What is a teleconverter?

Hi and welcome to Cameras Direct.

This week’s video is on teleconverters (extenders).

A teleconverter is a device that fits between the lens and camera body. It is designed to increase the focal length of lenses that you already own. Because of this it is a cost-effective solution for many sports and wildlife photographers. Rather than purchasing lens is dedicated to this style of photography.

There products are manufactured for all types of lenses although they do the same thing they are referred to as different names. For instance Nikon does refer to them as teleconverters. Canon on the other hand refers to them as extenders. Third-party manufacturers go between a mix of these names.

So what do these teleconverters come in?
They are available in 1.4 x 1.7x 2.0x and 3.0x times conversion factors. The 1.7 is specifically a Nikon lens and 3 is not so common.

But what do these numbers mean?
The number assigned to each teleconverter is letting you know how much it is modifying your current lens.

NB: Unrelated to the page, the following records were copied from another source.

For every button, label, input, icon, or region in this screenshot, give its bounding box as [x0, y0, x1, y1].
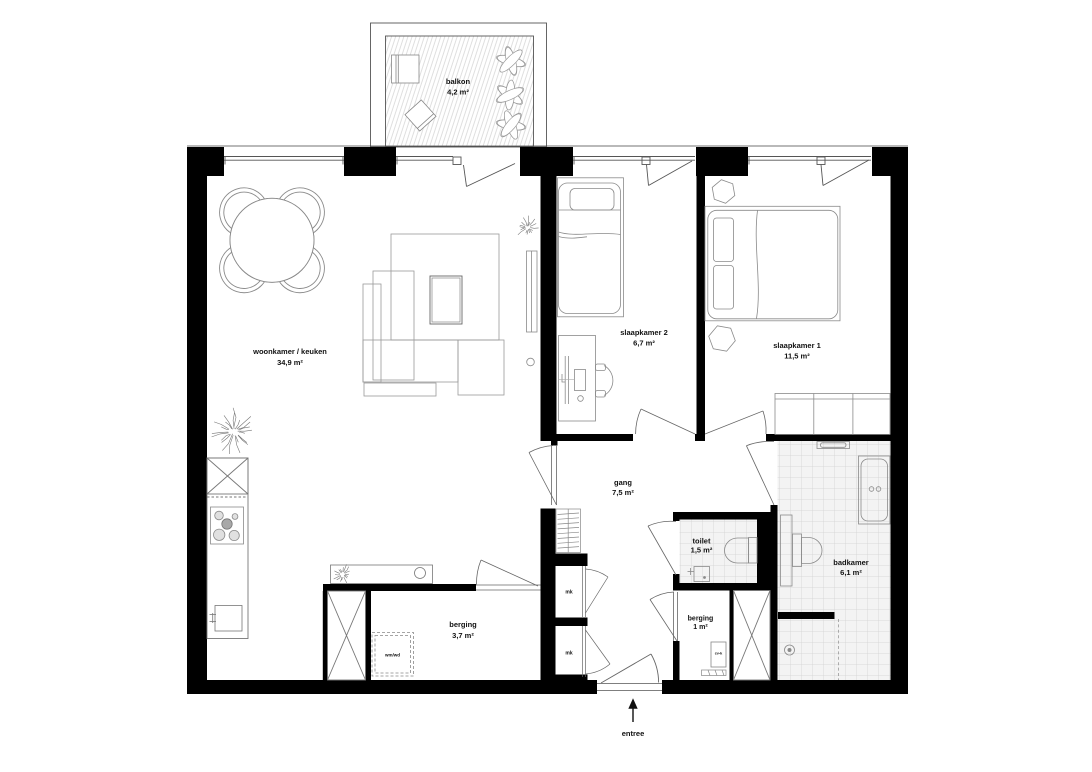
svg-text:6,7 m²: 6,7 m² — [633, 339, 655, 348]
svg-text:1 m²: 1 m² — [693, 624, 708, 631]
svg-text:slaapkamer 2: slaapkamer 2 — [620, 328, 668, 337]
svg-text:entree: entree — [622, 729, 645, 738]
svg-text:7,5 m²: 7,5 m² — [612, 488, 634, 497]
svg-text:mk: mk — [565, 590, 572, 596]
svg-text:cv-k: cv-k — [715, 652, 723, 656]
svg-text:gang: gang — [614, 478, 632, 487]
svg-text:34,9 m²: 34,9 m² — [277, 358, 303, 367]
svg-text:badkamer: badkamer — [833, 558, 869, 567]
svg-text:woonkamer / keuken: woonkamer / keuken — [252, 347, 327, 356]
svg-text:1,5 m²: 1,5 m² — [691, 546, 713, 555]
svg-text:4,2 m²: 4,2 m² — [447, 88, 469, 97]
svg-text:6,1 m²: 6,1 m² — [840, 568, 862, 577]
svg-text:3,7 m²: 3,7 m² — [452, 631, 474, 640]
svg-text:11,5 m²: 11,5 m² — [784, 352, 810, 361]
svg-text:slaapkamer 1: slaapkamer 1 — [773, 341, 821, 350]
svg-text:berging: berging — [688, 616, 714, 623]
svg-text:toilet: toilet — [693, 537, 711, 546]
svg-text:mk: mk — [565, 651, 572, 657]
svg-text:berging: berging — [449, 620, 477, 629]
svg-text:balkon: balkon — [446, 77, 471, 86]
svg-text:wm/wd: wm/wd — [384, 653, 400, 658]
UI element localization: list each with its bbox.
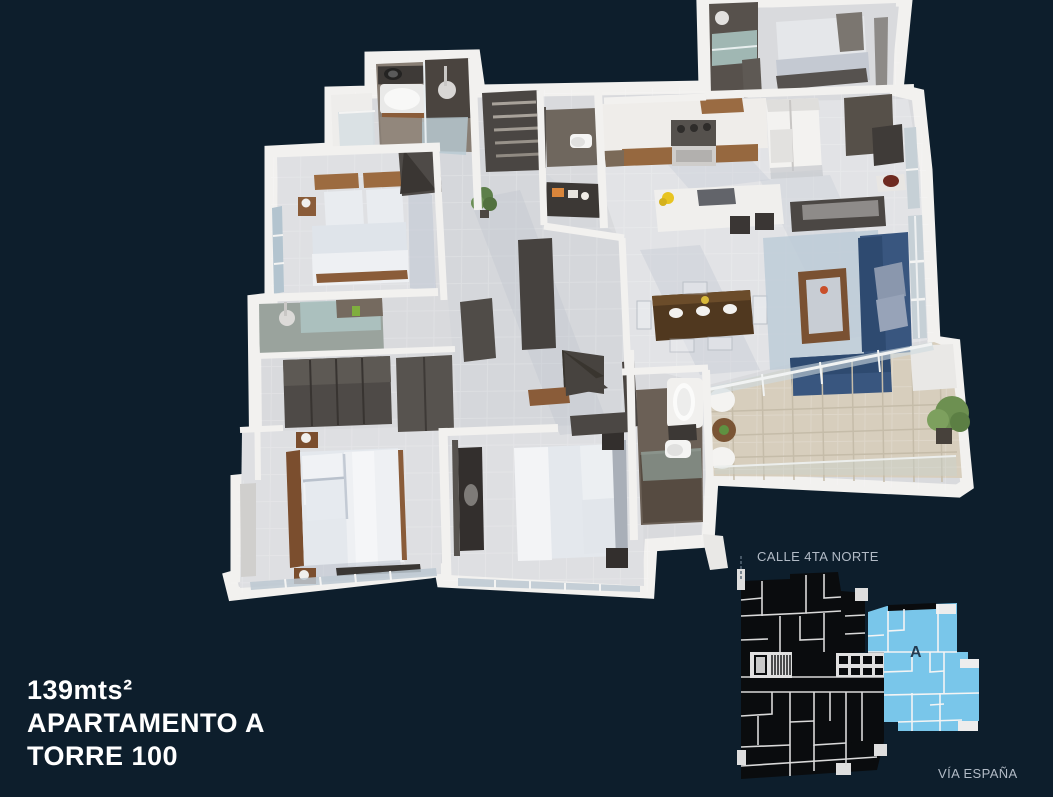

Let’s take an example.  You currently have a 100mm lens,  and introduce a 1.4 teleconverter. Effectively you are now shooting at a focal length of 140mm. This might sound like a great option how there are compromises you have to consider.

Because you’re introducing more optical elements between the lens and the camera body, light traveling towards the sensor is dispersed. Inherently you are going to end up with a loss in quality of your image.

The second thing to consider is loss of light. Because we’re increasing the distance between the lens and the camera body, light has to travel further. In a 1.4 teleconverter, this amounts to one stop of light. In a 2x converter, two stops.

So let’s put this into practice.
Let’s use the example of the 100mm lens and introduce a 1.4 converter.
If we shooting at f/2.8 originally the introduction of this teleconverter remains that we are now shooting at a focal length of 140mm, and a f stop of f/4. Now let’s use at 2.0 times converter. We have effectively increased our focal length to 200mm. Although we have lost 2 stops of light resulting in shooting at an f stop of 5.6.

Before you rush out there is one last thing we have to check. Compatibility. For most lenses over 100mm and and an f stop of 2.8 or F4 are best going to work with teleconverters.

For a full list check at the Description box in his video.

It is also important to remember the larger the teleconverter you use, the more likely you are to decrease the quality of your image.

That wraps up our talk on Teleconverters.

Thanks for watching and happy shooting.